という、まあ、あまり関わりたくないような議論が起きてしまうことは間違いないでしょう。結局、程度問題だということになってしまいます。なので、最も単純な「差が無い=帰無仮説」の世界で検定をして、「どの程度帰無仮説の世界で目立っちゃってるのか」、その目立っちゃってる程度を評価しましょ。という考えに行き着くのです。
たぶんだけどね。
帰無仮説の世界を表すt分布
平均値の差の検定では、2つのグループの「差」(テスト得点の差とか、収穫量の差とか、パフォーマンス評価の差とか、ですね)が、自由度$${n-2}$$のt分布に従うことを利用するのが一般的です。
帰無仮説は、「差が無い(差=0)」ですので、この分布は0を中心にした左右対称の山の形をしています。(教科書でt分布の形をみてくださいね。正規分布にひじょーによくにた、ベルの形をしています。)
で、希望がかなって差が大きいほど、帰無仮説の世界では「目立つ」ので、目立ち方が限界値を超えた時に、目立つ! 有意差がある! 母集団でも差がある! と、いちおう主張できることになります。
(いちおう、と書いたのは、有意水準=通常5%くらいは、「あ、間違ってましたね。残念!」となる可能性があるからです)
いちおう補足すると、差が大きいほど「目立つ」というのは、差が大きいほど、分布の山型の端っこのほうに行く、ということですね。
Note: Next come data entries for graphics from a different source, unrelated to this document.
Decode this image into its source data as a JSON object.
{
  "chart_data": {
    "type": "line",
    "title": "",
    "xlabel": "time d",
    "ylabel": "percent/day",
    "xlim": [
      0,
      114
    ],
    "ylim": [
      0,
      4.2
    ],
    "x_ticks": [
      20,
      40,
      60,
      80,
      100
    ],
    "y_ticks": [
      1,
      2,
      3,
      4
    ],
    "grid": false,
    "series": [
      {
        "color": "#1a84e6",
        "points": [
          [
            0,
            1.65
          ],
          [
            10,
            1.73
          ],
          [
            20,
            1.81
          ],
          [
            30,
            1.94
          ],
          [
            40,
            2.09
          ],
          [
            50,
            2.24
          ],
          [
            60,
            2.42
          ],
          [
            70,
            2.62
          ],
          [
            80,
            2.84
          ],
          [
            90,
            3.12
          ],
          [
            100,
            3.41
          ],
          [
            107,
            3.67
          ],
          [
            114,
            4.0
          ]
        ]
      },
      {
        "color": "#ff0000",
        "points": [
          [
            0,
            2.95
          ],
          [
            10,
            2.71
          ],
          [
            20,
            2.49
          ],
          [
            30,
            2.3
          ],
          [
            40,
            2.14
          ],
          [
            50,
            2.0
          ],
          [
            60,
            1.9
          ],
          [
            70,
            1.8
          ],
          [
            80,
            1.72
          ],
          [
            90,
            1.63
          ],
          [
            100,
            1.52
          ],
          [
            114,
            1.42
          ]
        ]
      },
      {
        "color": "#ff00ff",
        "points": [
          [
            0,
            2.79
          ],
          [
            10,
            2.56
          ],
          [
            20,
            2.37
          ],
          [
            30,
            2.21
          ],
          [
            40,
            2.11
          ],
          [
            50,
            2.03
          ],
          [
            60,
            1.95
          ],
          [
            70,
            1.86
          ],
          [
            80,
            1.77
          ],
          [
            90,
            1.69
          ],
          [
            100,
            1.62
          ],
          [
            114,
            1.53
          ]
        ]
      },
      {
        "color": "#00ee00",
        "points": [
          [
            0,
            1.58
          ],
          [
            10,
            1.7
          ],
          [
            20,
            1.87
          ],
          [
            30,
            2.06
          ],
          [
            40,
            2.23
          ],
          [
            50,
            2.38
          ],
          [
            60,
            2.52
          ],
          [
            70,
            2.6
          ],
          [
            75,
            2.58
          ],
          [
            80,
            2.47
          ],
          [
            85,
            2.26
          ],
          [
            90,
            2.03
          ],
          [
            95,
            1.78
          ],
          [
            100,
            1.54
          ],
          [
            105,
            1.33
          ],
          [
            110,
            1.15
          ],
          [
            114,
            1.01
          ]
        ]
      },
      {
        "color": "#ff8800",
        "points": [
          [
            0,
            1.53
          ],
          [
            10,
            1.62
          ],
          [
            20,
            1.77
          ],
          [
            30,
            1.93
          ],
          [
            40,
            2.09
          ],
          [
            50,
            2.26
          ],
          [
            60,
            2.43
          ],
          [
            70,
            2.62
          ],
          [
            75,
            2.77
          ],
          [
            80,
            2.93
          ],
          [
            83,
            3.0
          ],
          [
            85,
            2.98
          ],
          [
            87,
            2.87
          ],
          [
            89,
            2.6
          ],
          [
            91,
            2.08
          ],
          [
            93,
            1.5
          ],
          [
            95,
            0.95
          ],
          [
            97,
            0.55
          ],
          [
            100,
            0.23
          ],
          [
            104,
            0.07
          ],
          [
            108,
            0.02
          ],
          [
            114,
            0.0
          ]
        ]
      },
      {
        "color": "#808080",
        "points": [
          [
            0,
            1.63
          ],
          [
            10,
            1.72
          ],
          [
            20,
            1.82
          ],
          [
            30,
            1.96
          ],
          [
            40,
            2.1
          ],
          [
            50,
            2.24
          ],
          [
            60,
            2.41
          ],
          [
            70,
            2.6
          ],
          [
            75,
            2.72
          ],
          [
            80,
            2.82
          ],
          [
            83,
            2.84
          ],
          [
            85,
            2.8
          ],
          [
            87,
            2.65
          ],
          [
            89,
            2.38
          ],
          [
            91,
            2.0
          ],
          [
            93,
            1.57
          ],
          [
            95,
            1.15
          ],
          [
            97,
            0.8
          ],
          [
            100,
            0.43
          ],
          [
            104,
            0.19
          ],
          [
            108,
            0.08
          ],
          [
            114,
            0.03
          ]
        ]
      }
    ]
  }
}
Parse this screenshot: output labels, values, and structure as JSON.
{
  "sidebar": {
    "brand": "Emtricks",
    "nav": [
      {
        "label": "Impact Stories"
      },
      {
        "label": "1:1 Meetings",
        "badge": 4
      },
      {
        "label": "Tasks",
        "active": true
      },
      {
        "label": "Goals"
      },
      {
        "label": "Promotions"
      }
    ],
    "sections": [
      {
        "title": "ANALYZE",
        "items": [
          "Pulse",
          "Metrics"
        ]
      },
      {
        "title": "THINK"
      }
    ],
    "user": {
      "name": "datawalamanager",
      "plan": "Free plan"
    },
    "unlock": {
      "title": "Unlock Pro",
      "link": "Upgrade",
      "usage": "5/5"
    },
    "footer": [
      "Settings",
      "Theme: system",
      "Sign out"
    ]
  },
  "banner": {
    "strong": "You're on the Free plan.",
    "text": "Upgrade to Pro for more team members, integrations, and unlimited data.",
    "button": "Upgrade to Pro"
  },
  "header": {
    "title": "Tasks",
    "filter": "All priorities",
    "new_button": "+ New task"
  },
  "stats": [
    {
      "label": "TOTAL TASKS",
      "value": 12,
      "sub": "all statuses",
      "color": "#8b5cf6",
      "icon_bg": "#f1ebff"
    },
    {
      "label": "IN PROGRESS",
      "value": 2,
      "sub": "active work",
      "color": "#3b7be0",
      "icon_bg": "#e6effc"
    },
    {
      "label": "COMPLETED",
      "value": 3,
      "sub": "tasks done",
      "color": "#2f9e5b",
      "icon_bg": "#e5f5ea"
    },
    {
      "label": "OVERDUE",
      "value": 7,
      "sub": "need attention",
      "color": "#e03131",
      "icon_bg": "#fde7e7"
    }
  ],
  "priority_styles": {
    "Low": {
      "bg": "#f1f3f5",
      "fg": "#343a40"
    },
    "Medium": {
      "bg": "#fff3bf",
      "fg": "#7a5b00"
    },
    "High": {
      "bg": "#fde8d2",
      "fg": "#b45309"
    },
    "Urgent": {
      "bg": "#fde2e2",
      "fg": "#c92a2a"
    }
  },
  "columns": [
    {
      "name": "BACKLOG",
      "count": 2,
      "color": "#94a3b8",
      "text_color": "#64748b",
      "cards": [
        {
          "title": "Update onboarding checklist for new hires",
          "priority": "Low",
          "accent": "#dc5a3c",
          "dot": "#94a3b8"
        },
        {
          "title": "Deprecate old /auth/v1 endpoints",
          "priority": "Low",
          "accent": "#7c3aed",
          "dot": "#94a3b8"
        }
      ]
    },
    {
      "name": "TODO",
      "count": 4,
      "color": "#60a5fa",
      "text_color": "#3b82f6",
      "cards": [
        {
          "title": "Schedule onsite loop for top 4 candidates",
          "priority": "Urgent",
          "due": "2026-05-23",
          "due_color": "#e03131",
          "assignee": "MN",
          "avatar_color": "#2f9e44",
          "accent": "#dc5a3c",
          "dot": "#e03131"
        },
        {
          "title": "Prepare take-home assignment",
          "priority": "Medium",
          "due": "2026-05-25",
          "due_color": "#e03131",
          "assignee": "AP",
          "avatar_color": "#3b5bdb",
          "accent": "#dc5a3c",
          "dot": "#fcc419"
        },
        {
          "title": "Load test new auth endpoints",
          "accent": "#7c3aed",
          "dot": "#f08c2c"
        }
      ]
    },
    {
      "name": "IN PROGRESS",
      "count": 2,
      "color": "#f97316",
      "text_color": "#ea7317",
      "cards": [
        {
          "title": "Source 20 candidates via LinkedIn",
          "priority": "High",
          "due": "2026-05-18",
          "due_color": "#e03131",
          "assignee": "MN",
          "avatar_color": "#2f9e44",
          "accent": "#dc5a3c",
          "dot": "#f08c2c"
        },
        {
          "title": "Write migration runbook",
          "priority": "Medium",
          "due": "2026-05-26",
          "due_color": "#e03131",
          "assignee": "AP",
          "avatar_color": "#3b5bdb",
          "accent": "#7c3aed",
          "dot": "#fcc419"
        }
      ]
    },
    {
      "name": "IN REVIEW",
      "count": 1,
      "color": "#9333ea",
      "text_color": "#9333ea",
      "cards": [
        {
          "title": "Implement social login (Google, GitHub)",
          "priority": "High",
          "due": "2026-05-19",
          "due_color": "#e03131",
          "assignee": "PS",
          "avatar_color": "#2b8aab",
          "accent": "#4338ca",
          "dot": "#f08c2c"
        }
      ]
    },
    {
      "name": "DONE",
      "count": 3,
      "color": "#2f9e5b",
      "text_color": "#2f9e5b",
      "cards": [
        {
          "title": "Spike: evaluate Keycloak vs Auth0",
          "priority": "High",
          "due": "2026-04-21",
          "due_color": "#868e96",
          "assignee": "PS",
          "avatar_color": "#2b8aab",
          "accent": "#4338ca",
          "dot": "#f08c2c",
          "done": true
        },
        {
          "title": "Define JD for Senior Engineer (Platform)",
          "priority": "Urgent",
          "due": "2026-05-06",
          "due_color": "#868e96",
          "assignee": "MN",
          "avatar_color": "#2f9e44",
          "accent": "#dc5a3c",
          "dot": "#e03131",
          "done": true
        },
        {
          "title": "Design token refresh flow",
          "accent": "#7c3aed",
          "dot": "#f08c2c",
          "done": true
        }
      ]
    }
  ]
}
端っこの方は、そもそも出現確率が低い(めったにお目にかからない)ので、出てくるととっても目立つのです。
このあたり、確率が小さい方が情報量が大きいのだ、という情報量の理論を思い出しますね(正確に知らないから、思い切りざっくりしてますが)。
今回は以上! ご検討をお祈り申し上げます。